Project 1 Report - gregnr/SoftwareEvolutionAnalysis GitHub Wiki

#Question

Does the volume of unit tests in a project relate to the frequency of bugs?

#####Hypothesis##### The amount of bugs a project has will decrease as the volume of unit tests increase.

#####Importance of this in Software Evolution##### It could be of great interest to developers as understanding a relationship between test cases and issues would help to allocate the proper amount of resources to QA.

#Methodology Tools:

  • Git
  • Github (issue tracking API)
  • Node.js
  • Plotly

Steps:

  1. Identify code bases that have a significant history of unit tests and provide issue tracking. We will be using Github for this.
  2. Develop a script that will, given a github repository and a path to the unit test folder, determine two data sets: Frequency of bugs and volume of unit tests over time. We will gather the frequency of bugs by recording the number of issues opened per unit time. We will gather the volume of unit tests by measuring the number of lines of code in all files within the test directory per unit time. The unit of time will be weekly.
  3. Graph the data and observe to see if there's any relation.

Instructions to run/compile our code:

Install Node.js and its package manager NPM. See these instructions.

Clone the repository:

git clone https://github.com/gregnr/SoftwareEvolutionAnalysis

Navigate into the repository's directory. Run the command:

npm install

This will download dependencies used by the program into a node_modules directory.

Run the program by entering:

node src/main.js

Follow the prompts on screen.

Data sources used in our experiment:

#Results Raw Results:

Below is a sample of the kinds of data that our tool can generate. For results on our chosen data sources, see this spreadsheet. Currently, the "Change in Test Volume" is calculated using Matlab, from the "Test Volume" metric. Generating this automatically is a future feature we would like to include in our tool.

Week Issues Test Volume Change in Test Volume
133 1 0 0
134 4 0 0
135 9 0 0
136 5 0 0
137 6 0 3583
138 5 3583 0
139 6 3583 0
140 5 3583 50
141 4 3633 550
142 5 4183 -1
143 29 4182 0
144 12 4182 0
145 7 4182 0
146 10 4182 0
147 7 4182 102
148 30 4284 0
149 3 4284 0
150 5 4284 0
151 7 4284 0
152 3 4284 0
153 6 4284 0

Sample Graph:
MelonJS:

Pixi:
Pixi

Angular.js:
Angular

#Analysis We created a spreadsheet and graphs to analyse and observe the relation between frequency of bugs and volume of unit tests over time. Each repository's results are in their own sheet (tab).

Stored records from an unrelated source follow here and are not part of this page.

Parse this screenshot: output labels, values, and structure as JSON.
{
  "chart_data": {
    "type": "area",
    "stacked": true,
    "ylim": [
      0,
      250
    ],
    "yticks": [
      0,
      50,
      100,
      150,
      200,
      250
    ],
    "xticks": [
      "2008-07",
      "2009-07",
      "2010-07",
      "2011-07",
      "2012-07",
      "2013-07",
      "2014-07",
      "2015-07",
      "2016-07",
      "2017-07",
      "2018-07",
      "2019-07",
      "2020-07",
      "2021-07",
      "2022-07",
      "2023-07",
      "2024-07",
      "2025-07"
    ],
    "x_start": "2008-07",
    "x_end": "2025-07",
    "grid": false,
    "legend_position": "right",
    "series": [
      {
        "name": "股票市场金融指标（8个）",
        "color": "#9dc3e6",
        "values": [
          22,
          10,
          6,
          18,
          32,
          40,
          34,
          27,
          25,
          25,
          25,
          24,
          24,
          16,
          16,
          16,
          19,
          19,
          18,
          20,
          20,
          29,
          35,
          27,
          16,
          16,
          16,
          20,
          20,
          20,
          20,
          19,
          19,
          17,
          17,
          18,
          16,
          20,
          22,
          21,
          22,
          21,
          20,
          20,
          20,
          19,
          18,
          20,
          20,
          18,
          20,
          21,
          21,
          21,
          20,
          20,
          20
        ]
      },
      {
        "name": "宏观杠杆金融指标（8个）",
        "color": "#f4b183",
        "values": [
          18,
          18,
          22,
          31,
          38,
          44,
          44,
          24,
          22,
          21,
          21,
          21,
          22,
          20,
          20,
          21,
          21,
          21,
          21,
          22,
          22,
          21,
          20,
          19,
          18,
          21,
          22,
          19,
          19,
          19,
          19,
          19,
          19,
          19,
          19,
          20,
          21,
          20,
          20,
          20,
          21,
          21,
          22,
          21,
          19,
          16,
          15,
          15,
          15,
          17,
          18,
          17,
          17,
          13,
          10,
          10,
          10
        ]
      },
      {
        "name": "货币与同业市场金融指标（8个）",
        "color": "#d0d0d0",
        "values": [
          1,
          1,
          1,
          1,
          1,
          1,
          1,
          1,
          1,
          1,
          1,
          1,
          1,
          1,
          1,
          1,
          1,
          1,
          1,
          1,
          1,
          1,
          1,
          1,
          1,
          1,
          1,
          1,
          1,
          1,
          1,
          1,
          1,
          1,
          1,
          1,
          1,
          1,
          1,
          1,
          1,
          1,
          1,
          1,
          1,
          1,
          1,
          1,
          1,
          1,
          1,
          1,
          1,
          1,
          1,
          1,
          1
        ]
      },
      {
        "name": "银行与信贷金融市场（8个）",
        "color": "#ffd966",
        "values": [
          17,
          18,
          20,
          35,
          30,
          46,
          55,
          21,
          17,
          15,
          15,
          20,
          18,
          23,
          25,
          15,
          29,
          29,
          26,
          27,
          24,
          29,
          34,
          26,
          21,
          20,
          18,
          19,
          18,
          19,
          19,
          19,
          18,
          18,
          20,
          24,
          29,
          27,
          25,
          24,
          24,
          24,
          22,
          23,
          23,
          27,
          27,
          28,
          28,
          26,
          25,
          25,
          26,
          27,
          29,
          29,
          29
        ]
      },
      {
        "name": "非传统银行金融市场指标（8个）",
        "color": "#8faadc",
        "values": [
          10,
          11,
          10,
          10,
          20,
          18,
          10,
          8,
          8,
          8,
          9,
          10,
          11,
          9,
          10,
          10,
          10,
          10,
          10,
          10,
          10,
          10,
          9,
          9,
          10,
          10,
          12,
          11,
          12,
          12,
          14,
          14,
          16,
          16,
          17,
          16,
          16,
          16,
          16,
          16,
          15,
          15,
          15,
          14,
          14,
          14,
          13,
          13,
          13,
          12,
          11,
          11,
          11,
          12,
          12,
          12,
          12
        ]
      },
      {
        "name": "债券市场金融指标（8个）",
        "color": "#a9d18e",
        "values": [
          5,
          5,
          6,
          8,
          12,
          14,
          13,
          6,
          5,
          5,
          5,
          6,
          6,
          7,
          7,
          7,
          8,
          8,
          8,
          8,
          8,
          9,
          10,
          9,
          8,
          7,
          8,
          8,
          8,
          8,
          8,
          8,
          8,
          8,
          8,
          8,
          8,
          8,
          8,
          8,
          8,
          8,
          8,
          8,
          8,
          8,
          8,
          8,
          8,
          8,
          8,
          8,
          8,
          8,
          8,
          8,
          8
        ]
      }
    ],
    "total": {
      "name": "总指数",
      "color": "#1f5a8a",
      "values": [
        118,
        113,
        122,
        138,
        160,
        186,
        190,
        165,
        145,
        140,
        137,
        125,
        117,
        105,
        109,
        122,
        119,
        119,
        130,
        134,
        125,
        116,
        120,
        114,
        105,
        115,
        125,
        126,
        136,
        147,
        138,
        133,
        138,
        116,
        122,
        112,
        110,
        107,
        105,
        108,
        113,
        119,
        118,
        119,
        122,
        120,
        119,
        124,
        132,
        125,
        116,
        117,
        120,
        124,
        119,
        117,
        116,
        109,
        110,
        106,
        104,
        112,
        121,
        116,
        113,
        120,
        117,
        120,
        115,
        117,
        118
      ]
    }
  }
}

We found that there does seem to be a relation between unit tests and bugs produced, but in a different way than we originally thought. Observing unit test changes over time (derivative) seems to more accurately predict the quantity of bugs in the future. For example, around week 2335 in the angular.js results, we see a significant spike in unit tests followed by a significant decrease in issues in the remaining weeks. This relation is not as obvious if you just observe the raw unit test volume.

Threats to validity:

  • How well do lines of code represent unit test volume? There may be better ways to represent this volume - for example, would a ratio of unit test LOC to total project LOC be more accurate? We would like to answer these types of questions in future work.
  • GitHub bugs being added arbitrarily. Some projects, especially new ones, tend to have sporatic commits, bug reports, etc. Without a consistent development cycle involving QA and build automation, it may be hard to make a relationship between unit tests and bug reports. Because of this, some data sources simply will not show any relation. More mature projects however, do seem to produce a relationship. Angular.js for example, clearly shows a decrease in issues after adding unit tests in week 2335, but this only became clear after many years of development.

Future work:

  • Gather more data by running our tool on more repositories
  • Automate calculating unit test changes over time (derivative)
  • Complete project issues which make to tool more flexible for a greater range of projects. For example, let the user filter test file types with a regex expression.
  • Bug Fixes
  • Add automatic Visualization/graphs

#Project Management Information

Milestones and timelines:

Identify code bases that have a significant history of unit tests provide issue tracking.

January 30,2015

Develop a script to determine two data sets: Frequency of bugs and volume of unit tests over time.

February 17,2015

Graph the data and observe to see if there's any relation.

February 19,2015

Write the results and its analysis

February 20,2015

Finalize Report

February 23,2015

Roles of team members:

Greg Richardson and Jordan Heemskerk: Chief developers
Parker Atkins: Development/Analysis
Rabjot Aujla: Project Management,Analyst